Bunun dışında bir işleviniz var mı? Size göre yaşam ancak böyle olur, bunun dışında farklı bir Parti yaklaşımı da olamaz! Siz bana, ‘istediğiniz kadar partileşmeyi anlatın, ama biz partileşmeyi böyle anlayacağız’ diyorsunuz. Ben de size; ‘bununla ancak düşmanınıza hizmet eder veya kendinizi kısa sürede tasfiye edersiniz’ diyorum. Her gün tasfiye olan güçlerimizin durumuna bakın ve en önemlisi de, Merkez üyelerimiz, önde gelen militanlarımız çok rahatlıkla büyük gelişme sağlanabilecek bir ortamı ne hale getirmiş. Bunun hesabını elbette soracağız. Eğer “Ben PKK’liyim” diyorsanız, ufak bir soru sormaya çalışıyorum, düşünün ki, en tecrübeli arkadaşlarımızın verdiği cevap ağlamaktır, gücü yok, bir zavallıdır.

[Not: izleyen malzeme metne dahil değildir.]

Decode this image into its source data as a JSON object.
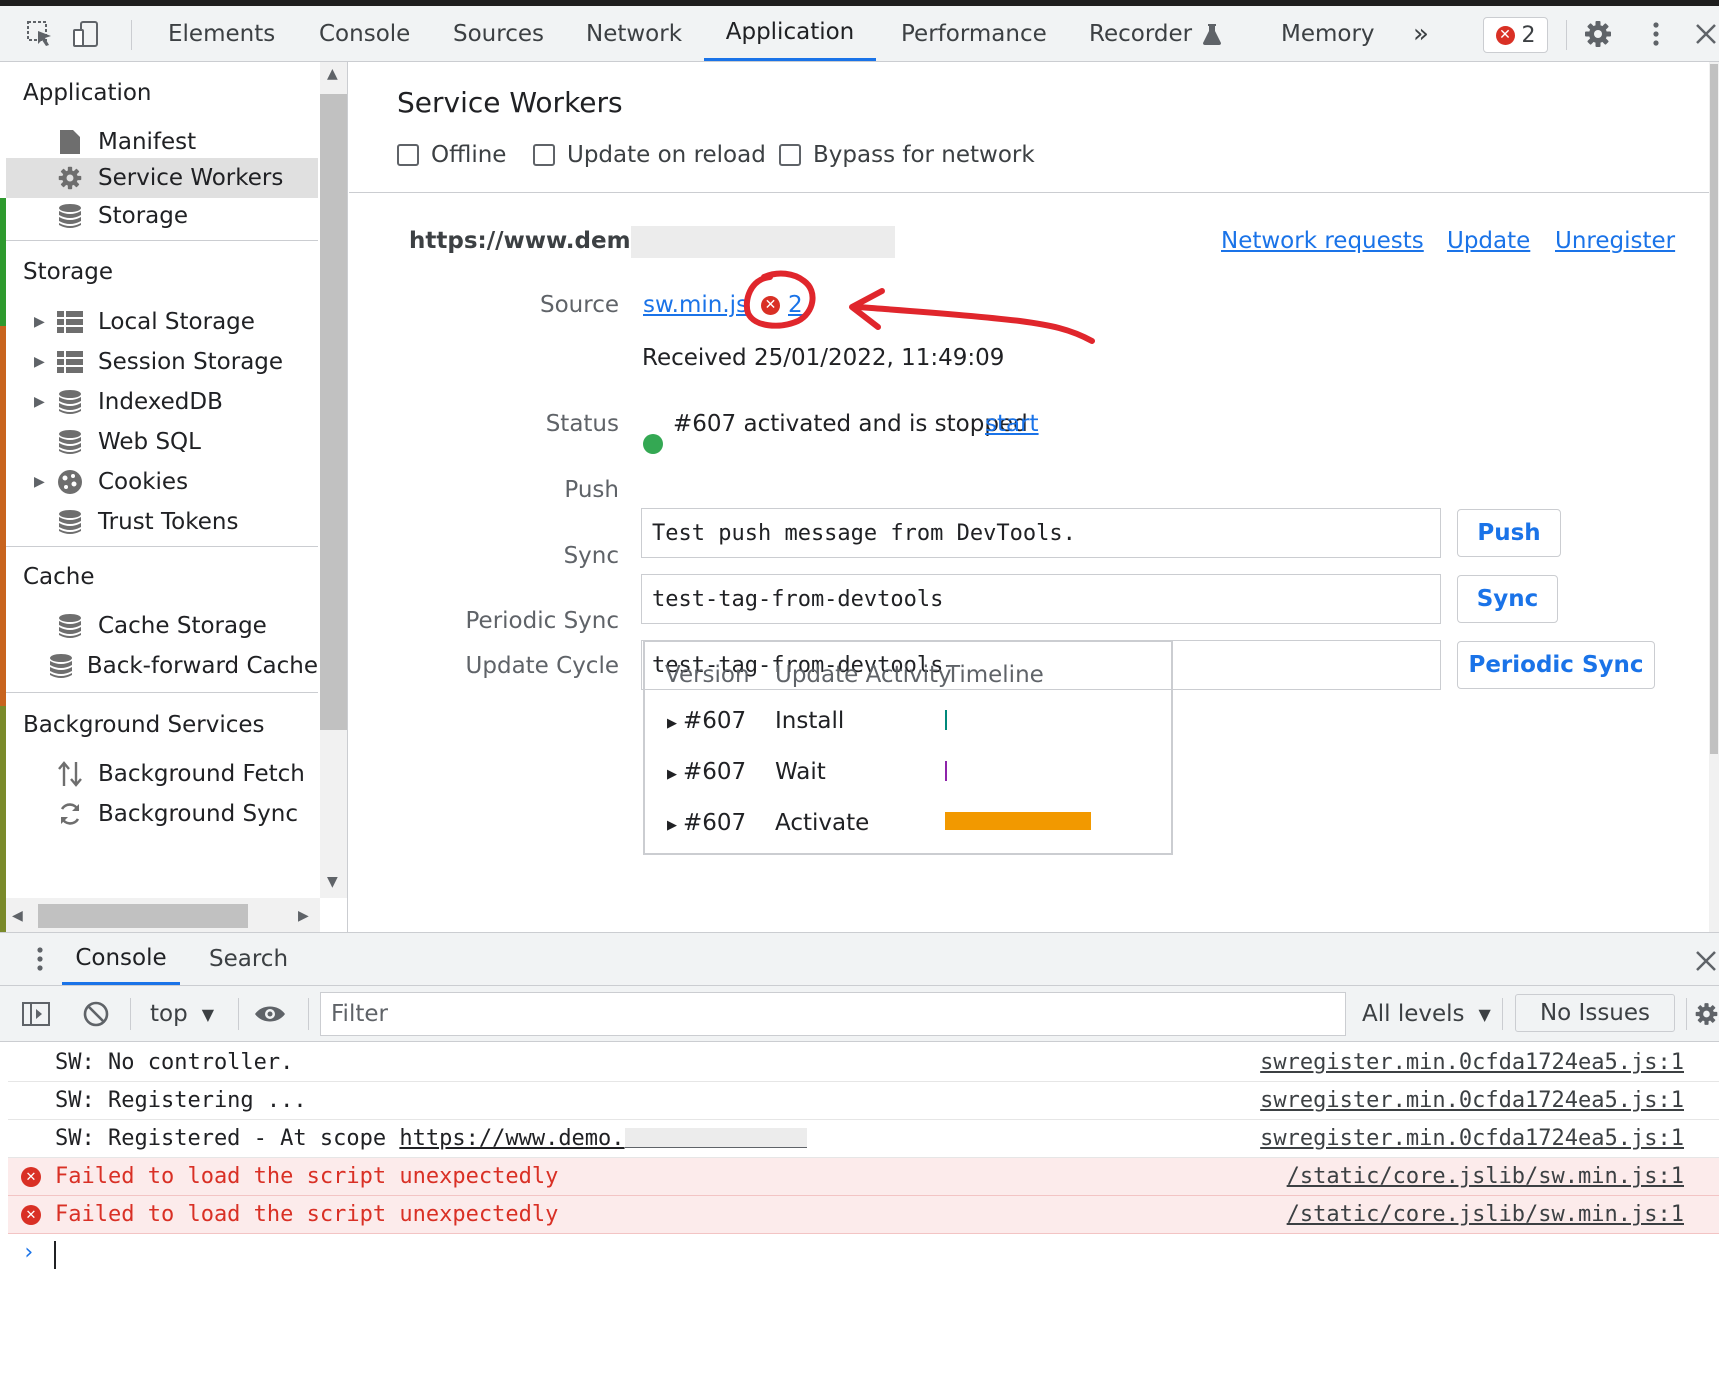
{
  "toolbar": {
    "tabs": [
      {
        "label": "Elements"
      },
      {
        "label": "Console"
      },
      {
        "label": "Sources"
      },
      {
        "label": "Network"
      },
      {
        "label": "Application"
      },
      {
        "label": "Performance"
      },
      {
        "label": "Recorder"
      },
      {
        "label": "Memory"
      }
    ],
    "active_tab": "Application",
    "more_tabs": "»",
    "error_count": "2",
    "icons": [
      "inspect-element-icon",
      "device-toolbar-icon",
      "recorder-flask-icon",
      "more-tabs-icon",
      "error-icon",
      "gear-icon",
      "kebab-menu-icon",
      "close-icon"
    ]
  },
  "sidebar": {
    "sections": [
      {
        "title": "Application",
        "items": [
          {
            "label": "Manifest",
            "icon": "document-icon"
          },
          {
            "label": "Service Workers",
            "icon": "gear-icon",
            "selected": true
          },
          {
            "label": "Storage",
            "icon": "database-icon"
          }
        ]
      },
      {
        "title": "Storage",
        "items": [
          {
            "label": "Local Storage",
            "icon": "table-icon",
            "expandable": true
          },
          {
            "label": "Session Storage",
            "icon": "table-icon",
            "expandable": true
          },
          {
            "label": "IndexedDB",
            "icon": "database-icon",
            "expandable": true
          },
          {
            "label": "Web SQL",
            "icon": "database-icon"
          },
          {
            "label": "Cookies",
            "icon": "cookie-icon",
            "expandable": true
          },
          {
            "label": "Trust Tokens",
            "icon": "database-icon"
          }
        ]
      },
      {
        "title": "Cache",
        "items": [
          {
            "label": "Cache Storage",
            "icon": "database-icon"
          },
          {
            "label": "Back-forward Cache",
            "icon": "database-icon"
          }
        ]
      },
      {
        "title": "Background Services",
        "items": [
          {
            "label": "Background Fetch",
            "icon": "up-down-arrows-icon"
          },
          {
            "label": "Background Sync",
            "icon": "sync-icon"
          }
        ]
      }
    ]
  },
  "main": {
    "title": "Service Workers",
    "checkboxes": [
      {
        "label": "Offline",
        "checked": false
      },
      {
        "label": "Update on reload",
        "checked": false
      },
      {
        "label": "Bypass for network",
        "checked": false
      }
    ],
    "origin": "https://www.demo.",
    "actions": [
      "Network requests",
      "Update",
      "Unregister"
    ],
    "source": {
      "label": "Source",
      "file": "sw.min.js",
      "error_count": "2",
      "received": "Received 25/01/2022, 11:49:09"
    },
    "status": {
      "label": "Status",
      "text": "#607 activated and is stopped",
      "action": "start",
      "dot_color": "#34a853"
    },
    "push": {
      "label": "Push",
      "value": "Test push message from DevTools.",
      "button": "Push"
    },
    "sync": {
      "label": "Sync",
      "value": "test-tag-from-devtools",
      "button": "Sync"
    },
    "periodic_sync": {
      "label": "Periodic Sync",
      "value": "test-tag-from-devtools",
      "button": "Periodic Sync"
    },
    "update_cycle": {
      "label": "Update Cycle",
      "headers": [
        "Version",
        "Update Activity",
        "Timeline"
      ],
      "rows": [
        {
          "version": "#607",
          "activity": "Install",
          "timeline_color": "#00897b"
        },
        {
          "version": "#607",
          "activity": "Wait",
          "timeline_color": "#8e24aa"
        },
        {
          "version": "#607",
          "activity": "Activate",
          "timeline_color": "#f29900"
        }
      ]
    }
  },
  "drawer": {
    "tabs": [
      "Console",
      "Search"
    ],
    "active_tab": "Console",
    "toolbar": {
      "context": "top",
      "filter_placeholder": "Filter",
      "levels": "All levels",
      "issues": "No Issues"
    },
    "messages": [
      {
        "level": "info",
        "text": "SW: No controller.",
        "source": "swregister.min.0cfda1724ea5.js:1"
      },
      {
        "level": "info",
        "text": "SW: Registering ...",
        "source": "swregister.min.0cfda1724ea5.js:1"
      },
      {
        "level": "info",
        "text": "SW: Registered - At scope ",
        "link": "https://www.demo.",
        "source": "swregister.min.0cfda1724ea5.js:1"
      },
      {
        "level": "error",
        "text": "Failed to load the script unexpectedly",
        "source": "/static/core.jslib/sw.min.js:1"
      },
      {
        "level": "error",
        "text": "Failed to load the script unexpectedly",
        "source": "/static/core.jslib/sw.min.js:1"
      }
    ],
    "prompt": "›"
  },
  "colors": {
    "accent": "#1a73e8",
    "error": "#d93025",
    "error_bg": "#fcebeb",
    "annotation": "#e0262c"
  }
}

Sizin cevabınız ise, nasıl ucuz kaybettirdiğinize dairdir. ‘Bana örgütün adını bile sorma’ diyorsunuz. Bu hangi kuralla, hangi ölçüyle, hangi uygulamayla bağdaşır? Bu da partileşmeyen kişiliğin, daha da ötesi, çok çarpık -belki de kendinin bile farkında olmadığı- kişiliğinin göstergeleridir. Biz bunun, anadan doğma böyle olduğunu kabul ederek kendimizi kandıramayız. Bu düşmanın işidir, köleliği çok yönlü yaşamanın bir sonucudur. Bu kişiliği bana başka türlü izah edemezsiniz.

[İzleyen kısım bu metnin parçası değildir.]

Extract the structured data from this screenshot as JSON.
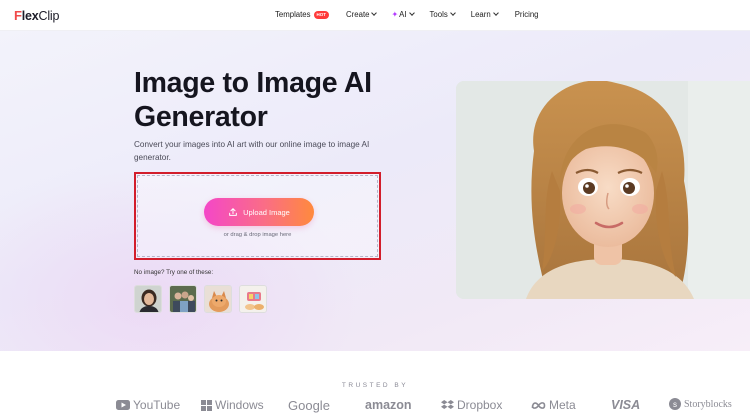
{
  "logo": {
    "f": "F",
    "lex": "lex",
    "clip": "Clip"
  },
  "nav": {
    "templates": "Templates",
    "hot_badge": "HOT",
    "create": "Create",
    "ai": "AI",
    "tools": "Tools",
    "learn": "Learn",
    "pricing": "Pricing"
  },
  "hero": {
    "title_line1": "Image to Image AI",
    "title_line2": "Generator",
    "description": "Convert your images into AI art with our online image to image AI generator.",
    "upload_label": "Upload Image",
    "drag_text": "or drag & drop image here",
    "try_label": "No image? Try one of these:",
    "samples": [
      "sample-woman-portrait",
      "sample-family-photo",
      "sample-cat-photo",
      "sample-objects-photo"
    ]
  },
  "trusted": {
    "label": "TRUSTED BY",
    "brands": [
      "YouTube",
      "Windows",
      "Google",
      "amazon",
      "Dropbox",
      "Meta",
      "VISA",
      "Storyblocks"
    ]
  },
  "colors": {
    "accent_start": "#f447c8",
    "accent_end": "#ff8a3d",
    "highlight_border": "#d21d2b",
    "hot_badge": "#ff3b3b"
  }
}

Partileşmek istiyorsunuz ama bütün bu hazırlıklarımıza rağmen yaklaşımlarınız fazla iddialı değil. Eğer anlamak istiyorsanız, size zaman da verdik, gerçekten imkanlar da el veriyor. Fakat bakıyorum ki, bundan rahatsızlık duyuyorsunuz. Anlayışlarınız, Parti kişiliği nasıl olunur değil de, Parti’nin imkanlarıyla Parti’nin başına bela olan kişilik nasıl olabilir biçimindedir. Benim için bütün bunlar tek kelimeyle değersizdir. Kendimi size dayatmak istemiyorum, buna tenezzül de etmem ama benimle birlikte yol almak istiyorsanız gerçekler böyledir. Hatta bunlar gerçekliğin ipuçlarıdır, gerçekliğin kendisi çok daha yakıcıdır. Biraz daha kendinizi örtbas ederseniz, bu defa daha farklı yöntemler kullanmak zorunda kalırım ve ne mal olduğunuz ortaya çıkar. ‘Heval neyi örtbas ediyorsun’, diyeceğim. Çünkü ben hayatla biraz uğraşan adamım. Benim için yaşam, sizinki gibi uykuda geçmiyor. Bu konuda da size bir şeyler anlatıyorum ama anlamazlıktan geliyorsunuz. Ben daha çocuk yaşlarında bile, en vurulmaması gerekeni vurdum ve en savaşılmaması gerekenlerle savaştım. Böyle bir özelliğim var. ‘Bizi dövmez’ diyebilirsiniz. Dövmenin nasıl olduğunu anlamaya çalışmalısınız. Belki sizin dövmekten anladığınız gibi kaba bir tokat yemiyorsunuz, ama bundan bin bir kat daha etkili olan yöntemlerimiz var. ‘Biz arsız, duyarsız insanlarız’ diyeceksiniz, bunun farkındayız ve onu da göz önüne getirerek bir plan uyguluyoruz.